Enivrant Bourgeois gentilhomme à l’Opéra Royal de Versailles
Molière et Lully, surnommés à leur époque ‘les deux grands Baptistes’, concoctèrent pour la création de l’œuvre à Chambord en 1670 une satire enlevée et piquante des contradictions qui traversaient leur époque, notamment les fantasmes des bourgeois comme Monsieur Jourdain, issu d’une famille de drapiers et se rêvant gentilhomme (noble de naissance).
Denis Podalydès résume avec clairvoyance le personnage central : « La capacité d’étonnement et d’émerveillement de notre Bourgeois est sans limite. Augmentée du désir amoureux, de la haine de sa condition bourgeoise et de la passion d’être un autre, elle lui fait braver tous les ridicules, de sorte qu’à travers mille folies comiques, devenu « Mamamouchi », avatar extrême de son extravagance, il parvient malgré tout à ses fins, un court instant seulement, célébrant, réunissant et confondant les Arts dans un dépassement comique et poétique dont il est à la fois la dupe et le triomphateur. » Le Sociétaire de la Comédie-Française et metteur en scène (également habitué des scènes d’opéras) signe ici une production solaire et roborative, restituant l’intégralité du spectacle : le texte de Molière et la musique de Lully se répondant en une alchimie complexe et entraînante.
Les décors d’Éric Ruf sont constitués d’immenses rouleaux de draps en fond de scène qui tiennent lieu d’architecture domestique et rappellent les origines du rôle-titre. Les costumes remarqués de Christian Lacroix traduisent le contraste marqué entre bourgeoisie laborieuse-uniforme et aristocratie ostentatoire-colorée à l’extrême.
La troupe réunie par Podalydès réjouit le public par son homogénéité et la justesse de son jeu. Au premier plan, Pascal Rénéric incarne Monsieur Jourdain avec une énergie folle, aux mille facettes, certes victime de son délire mais émouvant dans son désir d’apprendre et attachant jusqu’à ses frasques les plus débridées. Isabelle Candelier campe Madame Jourdain de manière sobre mais très déterminée, franche et terre à terre avec beaucoup de conviction.
Tous les autres assument avec bravoure et finesse leurs rôles, aussi bien Julien Campani en Maitre de musique mondain ou en Dorante enflammé, Jean-Noël Brouté en Covielle farceur, que Manon Combes en Nicole hilare et hilarante.
Christophe Coin dirige avec inspiration les intermèdes de Lully en autant de ponctuations désaltérantes parfaitement intégrée aux scènes parlées, depuis sa basse de violon, secondé par son Ensemble La Révérence et notamment par François Guerrier au clavecin qui soigne des récitatifs précis et vifs. Tous les interludes sont défendus avec engagement et savoir-faire, et les instrumentistes de l’ensemble font éclater leur virtuosité, toujours au service du rythme et de l’enjeu théâtral.

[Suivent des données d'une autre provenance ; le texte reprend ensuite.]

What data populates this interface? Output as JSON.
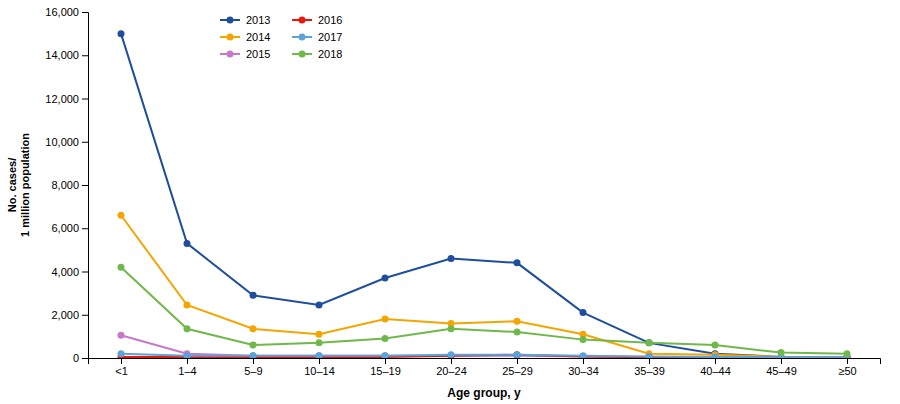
{
  "chart_data": {
    "type": "line",
    "categories": [
      "<1",
      "1–4",
      "5–9",
      "10–14",
      "15–19",
      "20–24",
      "25–29",
      "30–34",
      "35–39",
      "40–44",
      "45–49",
      "≥50"
    ],
    "series": [
      {
        "name": "2013",
        "color": "#1f4e9c",
        "values": [
          15000,
          5300,
          2900,
          2450,
          3700,
          4600,
          4400,
          2100,
          700,
          200,
          50,
          50
        ]
      },
      {
        "name": "2014",
        "color": "#f5a500",
        "values": [
          6600,
          2450,
          1350,
          1100,
          1800,
          1600,
          1700,
          1100,
          200,
          150,
          50,
          50
        ]
      },
      {
        "name": "2015",
        "color": "#c878c8",
        "values": [
          1050,
          200,
          100,
          100,
          100,
          100,
          100,
          75,
          50,
          30,
          20,
          20
        ]
      },
      {
        "name": "2016",
        "color": "#e8180c",
        "values": [
          50,
          50,
          50,
          50,
          50,
          100,
          150,
          75,
          30,
          20,
          10,
          10
        ]
      },
      {
        "name": "2017",
        "color": "#5ba3d9",
        "values": [
          200,
          100,
          100,
          100,
          100,
          150,
          150,
          100,
          75,
          50,
          30,
          30
        ]
      },
      {
        "name": "2018",
        "color": "#70b84a",
        "values": [
          4200,
          1350,
          600,
          700,
          900,
          1350,
          1200,
          850,
          700,
          600,
          250,
          200
        ]
      }
    ],
    "xlabel": "Age group, y",
    "ylabel": "No. cases/\n1 million population",
    "ylim": [
      0,
      16000
    ],
    "yticks": [
      0,
      {
        "value": 2000,
        "label": "2,000"
      },
      {
        "value": 4000,
        "label": "4,000"
      },
      {
        "value": 6000,
        "label": "6,000"
      },
      {
        "value": 8000,
        "label": "8,000"
      },
      {
        "value": 10000,
        "label": "10,000"
      },
      {
        "value": 12000,
        "label": "12,000"
      },
      {
        "value": 14000,
        "label": "14,000"
      },
      {
        "value": 16000,
        "label": "16,000"
      }
    ],
    "marker": "circle",
    "grid": false,
    "legend": "upper left"
  }
}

Cécile Granger restitue un air de cour (probablement de Lambert) avec l’assurance certaine de son phrasé soigné, et d’un timbre gracieux, tandis que le Haute-Contre de Romain Champion lui répond avec des aigus bien maitrisés et un médium étoffé, par une sérénade finale exécutée de façon fort émouvante. Le ténor Jean-François Novelli intègre pleinement à l’ensemble sa voix plus ronde et son phrasé habile, tandis que le baryton retentissant de Marc Labonnette, aux aigus cuivrés et au médium opulent campe un grand Mufti mémorable lors du sacre final du Grand Mamamouchi où se succèdent marches solennelles, canzonettes italiennes pétillantes, sérénades suaves et grands ensembles comme Lully, en (re)fondateur du goût français, savait les réaliser.
Mention spéciale est aussi attribuée aux saluts aux danseuses Windy Antognelli, Flavie Hennion et Artemis Stavridis (chorégraphiées par Kaori Ito), omniprésentes et virevoltantes, qui rehaussent d’un cran le rythme endiablé du plateau pendant les trois heures de spectacle.
Emmenés par Christophe Coin, les acteurs et les chanteurs entament avant le noir final un chœur bien nommé « Quels spectacles charmants, Quels plaisirs goûtons-nous ! », que le public approuve avec une ovation sonore et durable, amplement méritée.